Nörohormonal yollar, beden-zihin olarak tanımlamamız için hayati öneme sahiptir ve bizi iyi ve kötü, acı ve zevk, arzu edilen ve istenmeyen vb. Her nerede iyi olursa, tam tersinin olacağından emin olabiliriz. Bu nedenle, hiçbir zaman tüm kötülükleri iyiliğe dönüştüremeyiz. Başarılı olsak bile, beden-zihin olarak tanımlandığı sürece, sonunda acı çekmemize veya acı vermemize neden olan bir şeyle yüz yüze geleceğiz. Dolayısıyla çözüm yalnızca stresi veya acıyı azaltmak için değil, aynı zamanda yanlış bir tanımlama olan temelini de incelemektir.

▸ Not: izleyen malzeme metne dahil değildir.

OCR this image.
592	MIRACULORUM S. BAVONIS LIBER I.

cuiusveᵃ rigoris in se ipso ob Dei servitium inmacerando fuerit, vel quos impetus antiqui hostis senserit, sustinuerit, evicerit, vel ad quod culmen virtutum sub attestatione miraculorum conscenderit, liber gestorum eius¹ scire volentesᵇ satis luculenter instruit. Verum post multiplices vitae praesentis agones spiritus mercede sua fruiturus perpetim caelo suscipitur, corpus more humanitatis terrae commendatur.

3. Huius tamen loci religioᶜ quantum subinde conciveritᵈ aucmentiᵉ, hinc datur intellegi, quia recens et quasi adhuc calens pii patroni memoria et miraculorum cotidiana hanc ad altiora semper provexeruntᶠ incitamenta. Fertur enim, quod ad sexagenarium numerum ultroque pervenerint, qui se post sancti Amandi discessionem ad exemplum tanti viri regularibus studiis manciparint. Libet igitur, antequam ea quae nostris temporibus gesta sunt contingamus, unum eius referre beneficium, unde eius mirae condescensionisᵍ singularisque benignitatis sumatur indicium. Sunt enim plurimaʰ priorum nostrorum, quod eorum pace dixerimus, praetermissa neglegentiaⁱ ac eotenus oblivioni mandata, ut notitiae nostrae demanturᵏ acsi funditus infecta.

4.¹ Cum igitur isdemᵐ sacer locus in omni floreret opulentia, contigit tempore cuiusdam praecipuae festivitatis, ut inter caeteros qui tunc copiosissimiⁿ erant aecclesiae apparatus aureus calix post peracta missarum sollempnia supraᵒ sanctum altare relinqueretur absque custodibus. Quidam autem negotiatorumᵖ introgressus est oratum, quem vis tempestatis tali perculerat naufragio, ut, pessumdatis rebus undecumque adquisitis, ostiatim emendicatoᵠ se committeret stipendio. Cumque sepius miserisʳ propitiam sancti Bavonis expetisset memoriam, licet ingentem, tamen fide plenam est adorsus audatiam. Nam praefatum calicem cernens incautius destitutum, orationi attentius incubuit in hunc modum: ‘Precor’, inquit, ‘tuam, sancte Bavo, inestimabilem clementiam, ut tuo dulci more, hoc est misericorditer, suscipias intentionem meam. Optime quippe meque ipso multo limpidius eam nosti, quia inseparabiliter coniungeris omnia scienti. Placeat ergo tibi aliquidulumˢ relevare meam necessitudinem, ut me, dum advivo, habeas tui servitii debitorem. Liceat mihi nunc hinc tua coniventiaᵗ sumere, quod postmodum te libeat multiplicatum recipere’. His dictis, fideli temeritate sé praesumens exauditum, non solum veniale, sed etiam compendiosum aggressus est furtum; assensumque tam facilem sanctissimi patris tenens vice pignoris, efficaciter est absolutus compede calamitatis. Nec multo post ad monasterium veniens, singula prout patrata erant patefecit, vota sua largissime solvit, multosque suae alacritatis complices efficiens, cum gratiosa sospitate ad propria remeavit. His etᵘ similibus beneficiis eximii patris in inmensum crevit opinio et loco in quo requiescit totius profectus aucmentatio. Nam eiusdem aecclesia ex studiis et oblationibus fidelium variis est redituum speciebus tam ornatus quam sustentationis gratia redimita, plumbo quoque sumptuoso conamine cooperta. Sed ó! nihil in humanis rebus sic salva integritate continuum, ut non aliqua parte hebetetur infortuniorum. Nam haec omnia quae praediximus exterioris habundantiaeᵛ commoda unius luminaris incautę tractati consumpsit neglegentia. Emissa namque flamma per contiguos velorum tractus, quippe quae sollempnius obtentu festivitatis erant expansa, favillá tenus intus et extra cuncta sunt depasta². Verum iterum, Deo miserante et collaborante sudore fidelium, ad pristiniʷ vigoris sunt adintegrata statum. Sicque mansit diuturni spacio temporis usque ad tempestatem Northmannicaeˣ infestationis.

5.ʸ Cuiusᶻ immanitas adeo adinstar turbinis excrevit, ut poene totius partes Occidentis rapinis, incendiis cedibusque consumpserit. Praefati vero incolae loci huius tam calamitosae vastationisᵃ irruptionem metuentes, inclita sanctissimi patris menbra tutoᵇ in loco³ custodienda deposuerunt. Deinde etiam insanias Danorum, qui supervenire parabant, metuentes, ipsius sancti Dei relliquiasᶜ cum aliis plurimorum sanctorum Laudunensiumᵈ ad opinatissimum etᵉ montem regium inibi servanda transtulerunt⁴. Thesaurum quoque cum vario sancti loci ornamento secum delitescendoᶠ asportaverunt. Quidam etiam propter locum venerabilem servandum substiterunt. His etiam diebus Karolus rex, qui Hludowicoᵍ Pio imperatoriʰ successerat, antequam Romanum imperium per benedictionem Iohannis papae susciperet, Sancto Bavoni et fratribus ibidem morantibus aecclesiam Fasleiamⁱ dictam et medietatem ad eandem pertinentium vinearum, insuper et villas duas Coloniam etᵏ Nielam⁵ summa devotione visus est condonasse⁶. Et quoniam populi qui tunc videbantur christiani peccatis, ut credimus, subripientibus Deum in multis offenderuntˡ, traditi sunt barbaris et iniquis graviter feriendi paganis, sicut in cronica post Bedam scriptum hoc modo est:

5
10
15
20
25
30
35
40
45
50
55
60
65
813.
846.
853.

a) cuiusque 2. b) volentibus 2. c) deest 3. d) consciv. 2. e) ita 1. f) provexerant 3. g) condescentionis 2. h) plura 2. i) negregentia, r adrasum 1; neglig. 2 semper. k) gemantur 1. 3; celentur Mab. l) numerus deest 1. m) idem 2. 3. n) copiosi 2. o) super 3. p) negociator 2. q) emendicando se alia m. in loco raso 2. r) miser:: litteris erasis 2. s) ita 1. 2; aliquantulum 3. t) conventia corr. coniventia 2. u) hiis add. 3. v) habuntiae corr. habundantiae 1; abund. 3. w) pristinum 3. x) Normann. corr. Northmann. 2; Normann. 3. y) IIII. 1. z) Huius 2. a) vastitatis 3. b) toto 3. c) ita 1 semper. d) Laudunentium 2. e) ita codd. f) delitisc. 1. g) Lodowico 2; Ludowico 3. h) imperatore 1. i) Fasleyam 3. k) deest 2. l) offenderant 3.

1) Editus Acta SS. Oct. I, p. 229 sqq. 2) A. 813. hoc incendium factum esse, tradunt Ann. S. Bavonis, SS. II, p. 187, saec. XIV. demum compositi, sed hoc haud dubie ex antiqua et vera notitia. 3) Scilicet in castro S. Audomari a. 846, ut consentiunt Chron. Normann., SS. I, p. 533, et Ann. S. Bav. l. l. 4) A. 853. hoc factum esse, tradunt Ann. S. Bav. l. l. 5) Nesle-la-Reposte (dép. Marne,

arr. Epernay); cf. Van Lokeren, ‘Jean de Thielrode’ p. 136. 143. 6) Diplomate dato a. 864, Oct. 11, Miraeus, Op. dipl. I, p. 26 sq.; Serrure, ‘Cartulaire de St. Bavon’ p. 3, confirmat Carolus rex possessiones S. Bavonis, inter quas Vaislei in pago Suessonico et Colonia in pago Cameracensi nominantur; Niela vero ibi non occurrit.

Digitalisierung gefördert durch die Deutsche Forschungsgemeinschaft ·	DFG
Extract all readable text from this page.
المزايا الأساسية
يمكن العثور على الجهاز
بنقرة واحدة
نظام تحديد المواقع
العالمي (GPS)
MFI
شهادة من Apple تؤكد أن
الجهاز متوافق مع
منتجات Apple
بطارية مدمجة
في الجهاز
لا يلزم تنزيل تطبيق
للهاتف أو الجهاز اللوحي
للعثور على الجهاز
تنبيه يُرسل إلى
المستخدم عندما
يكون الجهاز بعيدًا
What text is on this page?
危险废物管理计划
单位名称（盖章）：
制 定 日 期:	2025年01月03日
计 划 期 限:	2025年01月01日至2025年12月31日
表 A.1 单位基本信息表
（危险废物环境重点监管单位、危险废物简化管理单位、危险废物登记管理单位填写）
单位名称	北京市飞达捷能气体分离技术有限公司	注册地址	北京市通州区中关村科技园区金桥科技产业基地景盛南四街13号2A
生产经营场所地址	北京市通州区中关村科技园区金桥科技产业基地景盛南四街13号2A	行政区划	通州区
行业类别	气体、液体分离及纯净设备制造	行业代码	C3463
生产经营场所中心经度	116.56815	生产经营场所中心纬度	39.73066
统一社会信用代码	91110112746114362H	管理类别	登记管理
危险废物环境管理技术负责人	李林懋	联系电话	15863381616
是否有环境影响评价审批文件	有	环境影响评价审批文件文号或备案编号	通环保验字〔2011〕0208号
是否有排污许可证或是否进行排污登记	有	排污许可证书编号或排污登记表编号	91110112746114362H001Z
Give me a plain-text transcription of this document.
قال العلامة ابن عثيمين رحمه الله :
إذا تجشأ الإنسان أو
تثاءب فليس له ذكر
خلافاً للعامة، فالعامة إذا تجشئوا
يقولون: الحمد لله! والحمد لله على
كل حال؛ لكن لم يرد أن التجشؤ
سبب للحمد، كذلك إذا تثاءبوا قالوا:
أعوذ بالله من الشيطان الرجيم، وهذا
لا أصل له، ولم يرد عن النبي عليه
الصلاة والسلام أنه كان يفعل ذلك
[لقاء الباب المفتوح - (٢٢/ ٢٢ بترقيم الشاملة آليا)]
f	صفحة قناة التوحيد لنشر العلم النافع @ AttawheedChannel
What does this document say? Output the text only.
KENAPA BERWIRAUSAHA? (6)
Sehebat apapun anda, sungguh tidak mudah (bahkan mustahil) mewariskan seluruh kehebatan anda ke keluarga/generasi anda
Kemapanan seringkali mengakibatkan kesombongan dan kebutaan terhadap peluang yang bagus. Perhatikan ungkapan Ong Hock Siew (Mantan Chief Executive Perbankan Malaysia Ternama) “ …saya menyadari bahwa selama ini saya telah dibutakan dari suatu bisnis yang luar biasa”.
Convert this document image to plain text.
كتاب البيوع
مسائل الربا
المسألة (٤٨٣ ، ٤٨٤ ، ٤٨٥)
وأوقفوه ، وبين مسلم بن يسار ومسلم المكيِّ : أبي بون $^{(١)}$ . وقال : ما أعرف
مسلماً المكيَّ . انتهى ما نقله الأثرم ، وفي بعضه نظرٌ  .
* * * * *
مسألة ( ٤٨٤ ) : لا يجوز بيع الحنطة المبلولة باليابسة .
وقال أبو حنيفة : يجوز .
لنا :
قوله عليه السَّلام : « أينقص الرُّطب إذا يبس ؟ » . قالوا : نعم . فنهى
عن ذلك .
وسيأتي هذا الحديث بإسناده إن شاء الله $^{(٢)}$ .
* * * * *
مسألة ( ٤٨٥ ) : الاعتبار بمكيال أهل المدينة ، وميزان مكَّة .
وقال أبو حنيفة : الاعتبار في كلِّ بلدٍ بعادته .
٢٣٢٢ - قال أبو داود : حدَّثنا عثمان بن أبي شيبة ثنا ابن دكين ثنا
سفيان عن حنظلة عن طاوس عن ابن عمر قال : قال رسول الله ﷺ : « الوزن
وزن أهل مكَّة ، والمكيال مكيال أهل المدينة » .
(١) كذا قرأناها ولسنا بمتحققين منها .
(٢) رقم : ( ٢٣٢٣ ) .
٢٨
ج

© 2018 Kavitha Chinnaiyan tarafından. Izni ile yayımlanmaktadır.
Yayımlayan Llewellyn Worldwide (www.llewellyn.com)

Makale Kaynağı

Sağlıklı Yaşamın Kalbi: Alışkanlıklar, Yaşam Tarzı ve Sağlıkla İlişkinizi Dönüştürmek için Batı ve Doğu Tıbbını Köprü Kurmak
yorum yapan: Kavitha M Chinnaiyan

Kavitha M Chinnaiyan'dan Sağlıklı Yaşamın KalbiKavitha Chinnaiyan'ın sağlığa olağanüstü yaklaşımını kullanarak alışkanlıklar, yaşam tarzı ve hastalıklarla ilişkinizi değiştirin. Modern tıbbı ve antik Yoga, Vedanta ve Ayurveda bilgeliğini bütünleştirmek, Sağlıklı Yaşamın Kalbi size, hastalığın savaşmanız gereken bir şey olduğu şeklindeki sahte varsayımdan nasıl kurtulacağınızı gösteriyor. Bunun yerine, zihin-vücut bağlantısını ve gerçek doğanızı keşfedeceksiniz, böylece acı çekmeye son verebilir ve kim olduğunuzun sınırsız mutluluğunu kucaklayabilirsiniz.

Daha fazla bilgi için ve / veya bu kitabı sipariş etmek için buraya tıklayın.

Yazar Hakkında

Kavitha M Chinnaiyan, MDKavitha M Chinnaiyan, MD, (Michigan) Beaumont Sağlık Sisteminde bütünleşik bir kardiyolog ve Oakland Üniversitesi William Beaumont Tıp Fakültesi'nde doçenttir. “Amerika'nın En İyi Doktorlarından” biri olarak seçildi ve birçok ulusal ve uluslararası komitede görev yaptı. Kavitha ayrıca, kardiyoloji alanında araştırma için çeşitli ödüller kazandı ve bağışlar kazandı, araştırma çalışmaları için “Gerçeğin Arayıcıları” ödülüne layık görüldü ve genellikle yerel ve ulusal radyo ve televizyonda göründü. Ayurveda, tıp ve maneviyat ve kalp hastalığı için yoga konularında davetli konuşmalar yaptı. Kavitha, Kalbinizi Ücretsiz Hedefi İyileştirme bütünsel önleme programını oluşturdu ve öğretilerini hafta sonu geri çekilmeleri, atölye çalışmaları ve yoğun kurslarla paylaşıyor. Adresinden çevrimiçi ziyaret edin www.KavithaMD.com.